Halaqah yang ke-56 dari Silsilah ‘Ilmiyyah Pembahasan Kitab Al-‘Aqidah Al-Wasithiyyah yang ditulis oleh Syaikhul Islam Ibnu Taimiyyah rahimahullah.
Rasulullah shallallahu ‘alaihi wasallam saat itu diturunkan kepada Beliau shallallahu ‘alaihi wasallam wahyu, ketika sudah selesai wahyu maka beliau berkata kepada Khaulah datangkan suamimu, kemudian dia memanggil suaminya
فتلا عليه رسول الله – صلى الله عليه وسلم – : ” قد سمع الله قَوۡلَ ٱلَّتِي تُجَٰدِلُكَ فِي زَوۡجِهَا
kemudian beliau membacakan قد سمع الله ini kepada suami istri tersebut
قالت عائشة : تبارك الذي وسع سمعه الأصوات كلها
ketika turunnya ayat ini yang berkaitan dengan wanita ini dan ‘Aisyah saat itu berada di dekat Rasulullah shallallahu ‘alaihi wasallam maka ‘Aisyah mengatakan Sungguh berbarokah Dzat yang pendengaran-Nya meliputi seluruh suara semuanya
إن المرأة لتحاور رسول الله – صلى الله عليه وسلم – وأنا في ناحية البيت أسمع بعض كلامها ويخفى علي بعضه إذ أنزل الله : ” قد سمع الله ” الآيات
Sesungguhnya seorang wanita berbicara kepada Rasulullah shallallahu ‘alaihi wasallam dan aku berada di sebagian tempat di rumah, artinya dekat jaraknya, dekat dan tidak jauh, aku mendengar sebagian ucapannya dan sebagian yang lain samar bagiku kemudian Allah subhanahu wata’ala menurunkan Firman-Nya
قد سمع الله
Sungguh Allah subhanahu wata’ala telah mendengar.

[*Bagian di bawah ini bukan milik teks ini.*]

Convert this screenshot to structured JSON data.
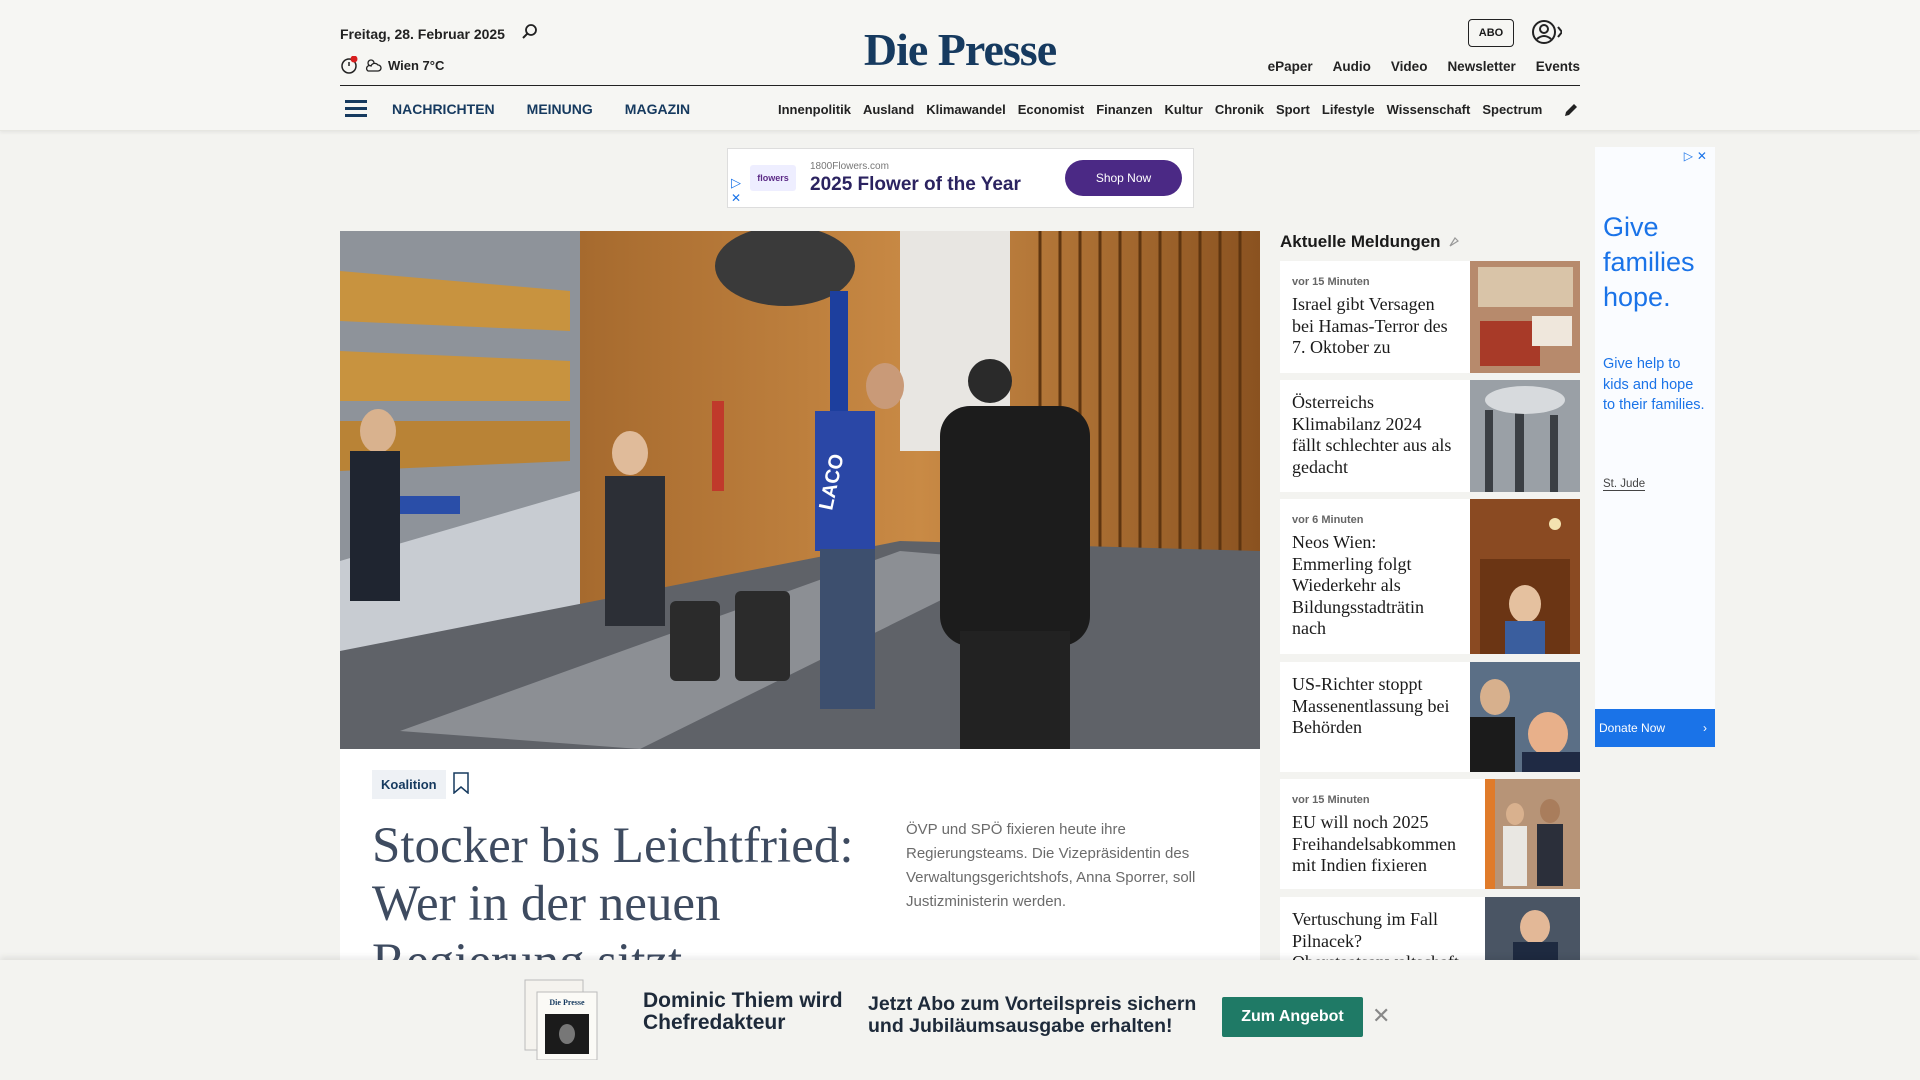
{
  "header": {
    "date": "Freitag, 28. Februar 2025",
    "weather": "Wien 7°C",
    "logo": "Die Presse",
    "abo_label": "ABO",
    "top_links": [
      "ePaper",
      "Audio",
      "Video",
      "Newsletter",
      "Events"
    ],
    "main_nav": [
      "NACHRICHTEN",
      "MEINUNG",
      "MAGAZIN"
    ],
    "sub_nav": [
      "Innenpolitik",
      "Ausland",
      "Klimawandel",
      "Economist",
      "Finanzen",
      "Kultur",
      "Chronik",
      "Sport",
      "Lifestyle",
      "Wissenschaft",
      "Spectrum"
    ]
  },
  "ad_top": {
    "source": "1800Flowers.com",
    "logo_text": "flowers",
    "title": "2025 Flower of the Year",
    "button": "Shop Now"
  },
  "article": {
    "tag": "Koalition",
    "headline": "Stocker bis Leichtfried: Wer in der neuen Regierung sitzt",
    "teaser": "ÖVP und SPÖ fixieren heute ihre Regierungsteams. Die Vizepräsidentin des Verwaltungsgerichtshofs, Anna Sporrer, soll Justizministerin werden.",
    "hero_shirt_text": "LACO"
  },
  "sidebar": {
    "title": "Aktuelle Meldungen",
    "items": [
      {
        "time": "vor 15 Minuten",
        "title": "Israel gibt Versagen bei Hamas-Terror des 7. Oktober zu"
      },
      {
        "time": "",
        "title": "Österreichs Klimabilanz 2024 fällt schlechter aus als gedacht"
      },
      {
        "time": "vor 6 Minuten",
        "title": "Neos Wien: Emmerling folgt Wiederkehr als Bildungsstadträtin nach"
      },
      {
        "time": "",
        "title": "US-Richter stoppt Massenentlassung bei Behörden"
      },
      {
        "time": "vor 15 Minuten",
        "title": "EU will noch 2025 Freihandelsabkommen mit Indien fixieren"
      },
      {
        "time": "",
        "title": "Vertuschung im Fall Pilnacek? Oberstaatsanwaltschaft"
      }
    ]
  },
  "ad_right": {
    "headline": "Give families hope.",
    "body": "Give help to kids and hope to their families.",
    "brand": "St. Jude",
    "button": "Donate Now"
  },
  "promo": {
    "title": "Dominic Thiem wird Chefredakteur",
    "text": "Jetzt Abo zum Vorteilspreis sichern und Jubiläumsausgabe erhalten!",
    "button": "Zum Angebot",
    "paper_label": "Die Presse"
  },
  "colors": {
    "brand": "#163a5f",
    "headline": "#3e4b60",
    "promo_button": "#1f7a66",
    "ad_accent": "#1a73e8"
  }
}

Syahidnya disini ‘Aisyah ingin mengatakan kepada kita bagaimana sifat As-Sam’ yang dimiliki oleh Allah subhanahu wata’ala yang sangat luar biasa yang sangat sempurna.

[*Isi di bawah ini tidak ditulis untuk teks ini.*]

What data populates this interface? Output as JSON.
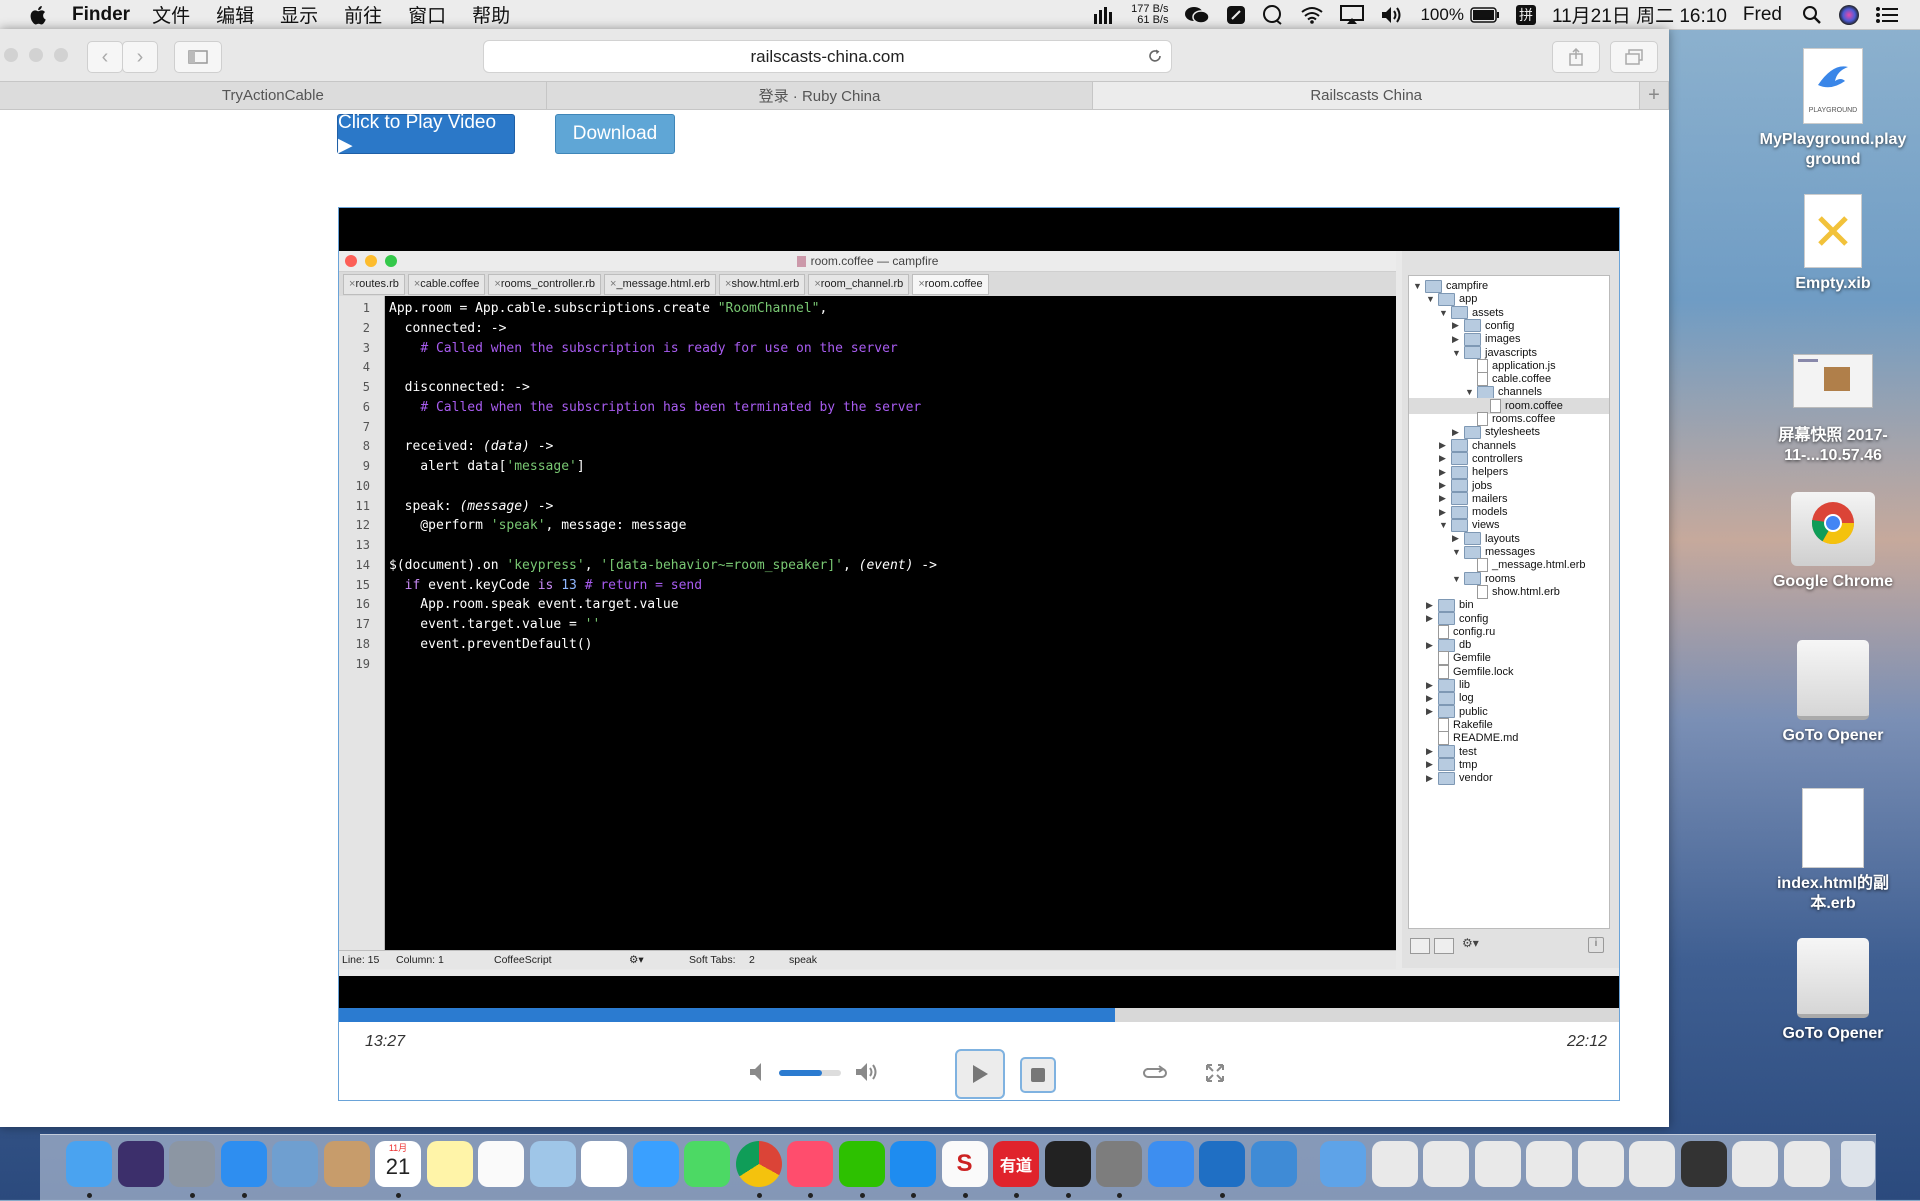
{
  "menubar": {
    "app_name": "Finder",
    "menus": [
      "文件",
      "编辑",
      "显示",
      "前往",
      "窗口",
      "帮助"
    ],
    "net_up": "177 B/s",
    "net_down": "61 B/s",
    "battery": "100%",
    "ime": "拼",
    "datetime": "11月21日 周二 16:10",
    "user": "Fred"
  },
  "browser": {
    "url": "railscasts-china.com",
    "tabs": [
      "TryActionCable",
      "登录 · Ruby China",
      "Railscasts China"
    ],
    "active_tab": 2,
    "play_button": "Click to Play Video ▶",
    "download_button": "Download"
  },
  "editor": {
    "title": "room.coffee — campfire",
    "tabs": [
      "routes.rb",
      "cable.coffee",
      "rooms_controller.rb",
      "_message.html.erb",
      "show.html.erb",
      "room_channel.rb",
      "room.coffee"
    ],
    "active_tab": 6,
    "line_numbers": [
      "1",
      "2",
      "3",
      "4",
      "5",
      "6",
      "7",
      "8",
      "9",
      "10",
      "11",
      "12",
      "13",
      "14",
      "15",
      "16",
      "17",
      "18",
      "19"
    ],
    "code": [
      "App.room = App.cable.subscriptions.create \"RoomChannel\",",
      "  connected: ->",
      "    # Called when the subscription is ready for use on the server",
      "",
      "  disconnected: ->",
      "    # Called when the subscription has been terminated by the server",
      "",
      "  received: (data) ->",
      "    alert data['message']",
      "",
      "  speak: (message) ->",
      "    @perform 'speak', message: message",
      "",
      "$(document).on 'keypress', '[data-behavior~=room_speaker]', (event) ->",
      "  if event.keyCode is 13 # return = send",
      "    App.room.speak event.target.value",
      "    event.target.value = ''",
      "    event.preventDefault()",
      ""
    ],
    "status": {
      "line": "Line: 15",
      "column": "Column: 1",
      "language": "CoffeeScript",
      "soft_tabs": "Soft Tabs:",
      "tab_size": "2",
      "symbol": "speak"
    },
    "tree": [
      {
        "name": "campfire",
        "d": 0,
        "t": "dir",
        "open": true
      },
      {
        "name": "app",
        "d": 1,
        "t": "dir",
        "open": true
      },
      {
        "name": "assets",
        "d": 2,
        "t": "dir",
        "open": true
      },
      {
        "name": "config",
        "d": 3,
        "t": "dir",
        "open": false
      },
      {
        "name": "images",
        "d": 3,
        "t": "dir",
        "open": false
      },
      {
        "name": "javascripts",
        "d": 3,
        "t": "dir",
        "open": true
      },
      {
        "name": "application.js",
        "d": 4,
        "t": "file"
      },
      {
        "name": "cable.coffee",
        "d": 4,
        "t": "file"
      },
      {
        "name": "channels",
        "d": 4,
        "t": "dir",
        "open": true
      },
      {
        "name": "room.coffee",
        "d": 5,
        "t": "file",
        "sel": true
      },
      {
        "name": "rooms.coffee",
        "d": 4,
        "t": "file"
      },
      {
        "name": "stylesheets",
        "d": 3,
        "t": "dir",
        "open": false
      },
      {
        "name": "channels",
        "d": 2,
        "t": "dir",
        "open": false
      },
      {
        "name": "controllers",
        "d": 2,
        "t": "dir",
        "open": false
      },
      {
        "name": "helpers",
        "d": 2,
        "t": "dir",
        "open": false
      },
      {
        "name": "jobs",
        "d": 2,
        "t": "dir",
        "open": false
      },
      {
        "name": "mailers",
        "d": 2,
        "t": "dir",
        "open": false
      },
      {
        "name": "models",
        "d": 2,
        "t": "dir",
        "open": false
      },
      {
        "name": "views",
        "d": 2,
        "t": "dir",
        "open": true
      },
      {
        "name": "layouts",
        "d": 3,
        "t": "dir",
        "open": false
      },
      {
        "name": "messages",
        "d": 3,
        "t": "dir",
        "open": true
      },
      {
        "name": "_message.html.erb",
        "d": 4,
        "t": "file"
      },
      {
        "name": "rooms",
        "d": 3,
        "t": "dir",
        "open": true
      },
      {
        "name": "show.html.erb",
        "d": 4,
        "t": "file"
      },
      {
        "name": "bin",
        "d": 1,
        "t": "dir",
        "open": false
      },
      {
        "name": "config",
        "d": 1,
        "t": "dir",
        "open": false
      },
      {
        "name": "config.ru",
        "d": 1,
        "t": "file"
      },
      {
        "name": "db",
        "d": 1,
        "t": "dir",
        "open": false
      },
      {
        "name": "Gemfile",
        "d": 1,
        "t": "file"
      },
      {
        "name": "Gemfile.lock",
        "d": 1,
        "t": "file"
      },
      {
        "name": "lib",
        "d": 1,
        "t": "dir",
        "open": false
      },
      {
        "name": "log",
        "d": 1,
        "t": "dir",
        "open": false
      },
      {
        "name": "public",
        "d": 1,
        "t": "dir",
        "open": false
      },
      {
        "name": "Rakefile",
        "d": 1,
        "t": "file"
      },
      {
        "name": "README.md",
        "d": 1,
        "t": "file"
      },
      {
        "name": "test",
        "d": 1,
        "t": "dir",
        "open": false
      },
      {
        "name": "tmp",
        "d": 1,
        "t": "dir",
        "open": false
      },
      {
        "name": "vendor",
        "d": 1,
        "t": "dir",
        "open": false
      }
    ]
  },
  "player": {
    "current_time": "13:27",
    "total_time": "22:12",
    "progress": 0.606,
    "volume": 0.7,
    "icons": [
      "volume-mute-icon",
      "volume-up-icon",
      "play-icon",
      "stop-icon",
      "loop-icon",
      "fullscreen-icon"
    ]
  },
  "desktop_icons": [
    {
      "label": "MyPlayground.playground",
      "badge": "PLAYGROUND"
    },
    {
      "label": "Empty.xib"
    },
    {
      "label": "屏幕快照 2017-11-...10.57.46"
    },
    {
      "label": "Google Chrome"
    },
    {
      "label": "GoTo Opener"
    },
    {
      "label": "index.html的副本.erb"
    },
    {
      "label": "GoTo Opener"
    }
  ],
  "dock": {
    "calendar_month": "11月",
    "calendar_day": "21",
    "youdao": "有道",
    "sheets": "S",
    "running_apps": [
      "finder",
      "launchpad",
      "safari",
      "calendar",
      "chrome",
      "music",
      "wechat",
      "app-store",
      "sheets",
      "youdao",
      "terminal",
      "preferences",
      "vscode"
    ]
  },
  "colors": {
    "progress": "#2b7bd0",
    "play_button": "#2b78c8",
    "download_button": "#5fa6d6",
    "code_comment": "#a85cf0",
    "code_string": "#79c873",
    "code_keyword": "#c98bf5"
  }
}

‘Aisyah Radhiallahu Ta’ala Anha dan dia berada di bumi dan hanya berjarak beberapa meter dari wanita tadi tidak mendengar apa yang diucapkan wanita tadi kepada Rasulullah shallallahu ‘alaihi wasallam, mendengar sedikit tapi sebagian yang lain samar, tapi Allah subhanahu wata’ala Yang Maha Tinggi yang Beristiwa diatas Arsy, Yang Maha Besar, Yang Maha Tinggi, ternyata Allah subhanahu wata’ala mendengar apa yang diucapkan oleh wanita tadi dan mendengar syakwa (aduan) dia ketika dia mengatakan
اللهم إني أشكو إليك
Aku mengadukan kepada-Mu kesusahanku, Allah subhanahu wata’ala Maha Mendengar dan yang namanya syakwa biasanya diucapkan dengan ucapan yang lirih, tapi Allah subhanahu wata’ala Maha Mendengar, ini menunjukkan bahwasanya seorang muslim hendaklah dia kalau ingin mengadu, mengadu kepada Allah subhanahu wata’ala, kalau dia mendapatkan kesusahan mendapatkan musibah atau dia memiliki masalah dengan anaknya memiliki masalah dengan suaminya dengan istrinya, mengadu kepada Allah subhanahu wata’ala, karena kalau dia mengadu kepada Allah subhanahu wata’ala, Allah subhanahu wata’ala akan memberikan jalan keluar bukan justru mengadu kepada manusia, menceritakan ini kepada manusia dimana manusia dia bukan tempat untuk memberikan pengaduan, bukan tempat yang pas karena dia tidak bisa melakukan apa-apa, kekuasaan ada ditangan Allah subhanahu wata’ala.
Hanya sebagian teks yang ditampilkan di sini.